Microsoft's Laura will rule your Outlook calendar, nightmares
Back in Office 97, Microsoft wowed us with Clippy, the talking paperclip that made Word tasks far more annoying than necessary. By Office 2007 he was finally out of a job, but his spirit lives on in Laura, an oddly creepy virtual digital assistant shown off as part of Microsoft's vision for the future (video of an earlier demo is below). She's said to be able to schedule reservations, make appointments, and maybe even get you tickets for the first Watchmen showing tonight -- much the same as the company's EVA assistant, but not in a car and not as hot. She can judge you based on what type of clothing you're wearing and even tell if you're engaged in a conversation, perhaps keeping the doors on an elevator open while you chat with someone getting off, thus further annoying every other person on board. Can she write really stellar blog posts, though? We think not.






















The artificial speech is just flat out horrible. Why on earth would they even show this? It's so speculative, so far away from any sort of acceptable presentation ... it's laughable. Talking to a house or office monitor and using command phrases is more personal than this digital train wreck.
//end rant
Once again, Star Trek technology makes its way to reality.
Soon, we too will have automatic sliding doors with "dramatic pause" intelligence.

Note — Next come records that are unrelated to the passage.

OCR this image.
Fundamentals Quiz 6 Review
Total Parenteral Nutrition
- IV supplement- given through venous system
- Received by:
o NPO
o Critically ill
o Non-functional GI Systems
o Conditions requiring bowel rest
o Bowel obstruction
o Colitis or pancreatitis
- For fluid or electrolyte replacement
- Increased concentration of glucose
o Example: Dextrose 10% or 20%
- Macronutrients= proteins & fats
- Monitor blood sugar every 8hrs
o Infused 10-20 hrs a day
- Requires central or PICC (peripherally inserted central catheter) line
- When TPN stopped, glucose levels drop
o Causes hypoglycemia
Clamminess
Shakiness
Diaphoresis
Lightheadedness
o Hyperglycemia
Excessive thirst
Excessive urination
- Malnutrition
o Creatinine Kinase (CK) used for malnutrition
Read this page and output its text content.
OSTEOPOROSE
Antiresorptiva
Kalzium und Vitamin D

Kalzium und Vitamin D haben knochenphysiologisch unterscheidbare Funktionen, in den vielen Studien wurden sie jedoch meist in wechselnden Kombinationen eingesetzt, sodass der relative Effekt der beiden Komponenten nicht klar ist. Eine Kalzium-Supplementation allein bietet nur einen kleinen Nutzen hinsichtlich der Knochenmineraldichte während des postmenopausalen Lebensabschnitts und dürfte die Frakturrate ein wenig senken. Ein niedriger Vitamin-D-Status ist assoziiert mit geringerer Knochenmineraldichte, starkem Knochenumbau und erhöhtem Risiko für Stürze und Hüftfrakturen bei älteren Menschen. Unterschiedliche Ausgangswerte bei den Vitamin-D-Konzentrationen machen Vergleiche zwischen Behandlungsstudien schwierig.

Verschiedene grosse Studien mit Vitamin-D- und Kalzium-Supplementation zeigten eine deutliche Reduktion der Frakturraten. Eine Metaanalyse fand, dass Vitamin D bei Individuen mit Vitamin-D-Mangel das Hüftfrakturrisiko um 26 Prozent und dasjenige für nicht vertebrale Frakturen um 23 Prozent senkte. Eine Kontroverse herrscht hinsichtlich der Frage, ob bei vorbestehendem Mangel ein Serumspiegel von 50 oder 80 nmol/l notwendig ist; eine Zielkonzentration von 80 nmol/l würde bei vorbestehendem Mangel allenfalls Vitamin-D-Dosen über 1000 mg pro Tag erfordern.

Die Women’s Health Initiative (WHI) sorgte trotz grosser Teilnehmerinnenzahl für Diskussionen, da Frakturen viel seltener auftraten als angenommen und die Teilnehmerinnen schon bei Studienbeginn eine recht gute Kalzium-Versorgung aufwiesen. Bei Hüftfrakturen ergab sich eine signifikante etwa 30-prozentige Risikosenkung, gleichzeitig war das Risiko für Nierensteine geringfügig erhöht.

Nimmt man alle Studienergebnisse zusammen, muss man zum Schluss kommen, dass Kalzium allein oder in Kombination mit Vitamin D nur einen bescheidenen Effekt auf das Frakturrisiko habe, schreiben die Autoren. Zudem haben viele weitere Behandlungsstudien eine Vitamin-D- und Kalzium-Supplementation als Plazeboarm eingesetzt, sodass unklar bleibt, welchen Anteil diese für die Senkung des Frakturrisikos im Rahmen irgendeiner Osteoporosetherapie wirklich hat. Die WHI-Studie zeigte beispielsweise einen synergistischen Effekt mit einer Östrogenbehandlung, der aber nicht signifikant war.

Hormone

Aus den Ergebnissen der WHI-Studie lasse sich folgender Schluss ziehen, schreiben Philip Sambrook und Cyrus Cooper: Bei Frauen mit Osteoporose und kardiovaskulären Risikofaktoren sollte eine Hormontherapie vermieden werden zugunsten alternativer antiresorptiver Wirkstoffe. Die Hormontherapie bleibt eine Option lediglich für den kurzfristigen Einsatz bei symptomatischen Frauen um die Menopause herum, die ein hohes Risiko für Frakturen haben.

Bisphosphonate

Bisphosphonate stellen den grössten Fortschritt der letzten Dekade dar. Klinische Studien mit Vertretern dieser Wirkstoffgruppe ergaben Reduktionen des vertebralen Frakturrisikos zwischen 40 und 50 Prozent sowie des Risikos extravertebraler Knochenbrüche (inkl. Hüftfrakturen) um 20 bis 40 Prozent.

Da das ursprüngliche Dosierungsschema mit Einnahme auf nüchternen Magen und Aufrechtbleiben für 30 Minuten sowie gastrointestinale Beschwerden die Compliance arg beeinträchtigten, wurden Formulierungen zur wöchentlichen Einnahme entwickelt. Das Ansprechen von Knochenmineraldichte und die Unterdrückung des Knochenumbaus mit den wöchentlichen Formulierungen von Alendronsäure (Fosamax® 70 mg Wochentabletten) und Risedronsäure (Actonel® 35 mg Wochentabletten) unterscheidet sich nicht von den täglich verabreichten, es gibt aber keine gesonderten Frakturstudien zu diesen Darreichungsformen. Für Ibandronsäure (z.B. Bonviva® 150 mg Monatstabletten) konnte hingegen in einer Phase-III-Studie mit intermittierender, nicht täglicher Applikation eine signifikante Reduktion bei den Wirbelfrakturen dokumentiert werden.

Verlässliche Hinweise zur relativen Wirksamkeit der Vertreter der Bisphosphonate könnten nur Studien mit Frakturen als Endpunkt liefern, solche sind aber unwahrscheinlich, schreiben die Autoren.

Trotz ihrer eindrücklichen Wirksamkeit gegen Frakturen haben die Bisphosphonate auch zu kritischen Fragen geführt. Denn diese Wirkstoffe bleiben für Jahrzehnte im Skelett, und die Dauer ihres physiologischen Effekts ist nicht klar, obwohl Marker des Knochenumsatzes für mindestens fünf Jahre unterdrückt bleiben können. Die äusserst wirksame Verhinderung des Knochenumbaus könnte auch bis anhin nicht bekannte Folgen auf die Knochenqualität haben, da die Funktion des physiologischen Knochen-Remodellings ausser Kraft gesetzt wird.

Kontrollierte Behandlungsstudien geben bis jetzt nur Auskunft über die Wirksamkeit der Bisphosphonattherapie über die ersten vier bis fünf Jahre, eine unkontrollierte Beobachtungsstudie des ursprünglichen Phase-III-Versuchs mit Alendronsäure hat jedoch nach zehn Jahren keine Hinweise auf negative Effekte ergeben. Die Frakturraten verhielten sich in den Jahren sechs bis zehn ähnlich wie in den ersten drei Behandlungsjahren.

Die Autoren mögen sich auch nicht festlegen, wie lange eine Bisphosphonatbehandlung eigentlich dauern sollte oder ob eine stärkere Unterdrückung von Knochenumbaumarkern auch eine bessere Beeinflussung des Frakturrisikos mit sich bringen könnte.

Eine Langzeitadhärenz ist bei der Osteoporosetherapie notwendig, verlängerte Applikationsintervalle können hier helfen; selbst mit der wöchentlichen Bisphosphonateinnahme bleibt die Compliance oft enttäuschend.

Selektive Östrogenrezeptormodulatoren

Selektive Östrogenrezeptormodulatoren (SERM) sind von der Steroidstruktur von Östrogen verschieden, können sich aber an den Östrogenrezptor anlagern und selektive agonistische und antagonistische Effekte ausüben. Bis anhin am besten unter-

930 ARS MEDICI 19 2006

Hey, Craig. I like talking to people. I hope I never meet your computer lady.
I vote Ellen McLain for voicing this.
"Ongoing sector sweep, biotics confirmed. Continue surface sector sweep, remote compliance, exterminate. Seek passive signiture imprint. Mandate sublevel restrictions.
And then there will be cake."
This is obviously the future. At this moment the automation of call center agent is VERY HOT. As founder of www.chatbots.org I regularly speak to developers of such system world wide. In this economic downturn, the interest in chatbots are really booming.
Smart chatbots are able to route questions from a chatbot to a real life agent when a question can not be answered. Research in Australia has even shown that people prefer to talk to robots than to offshore call center.
A speech and facial recognition is just a next, very logical, natural steps. It will take some time, but in the far future we will have conversation with artifical characters who look like human beings and are more intelligent (no typo, more intelligent) than human beings.
She reminds me of that bitch from Portal that tried to burn me alive...
Did anyone notice that his first name is misspelled?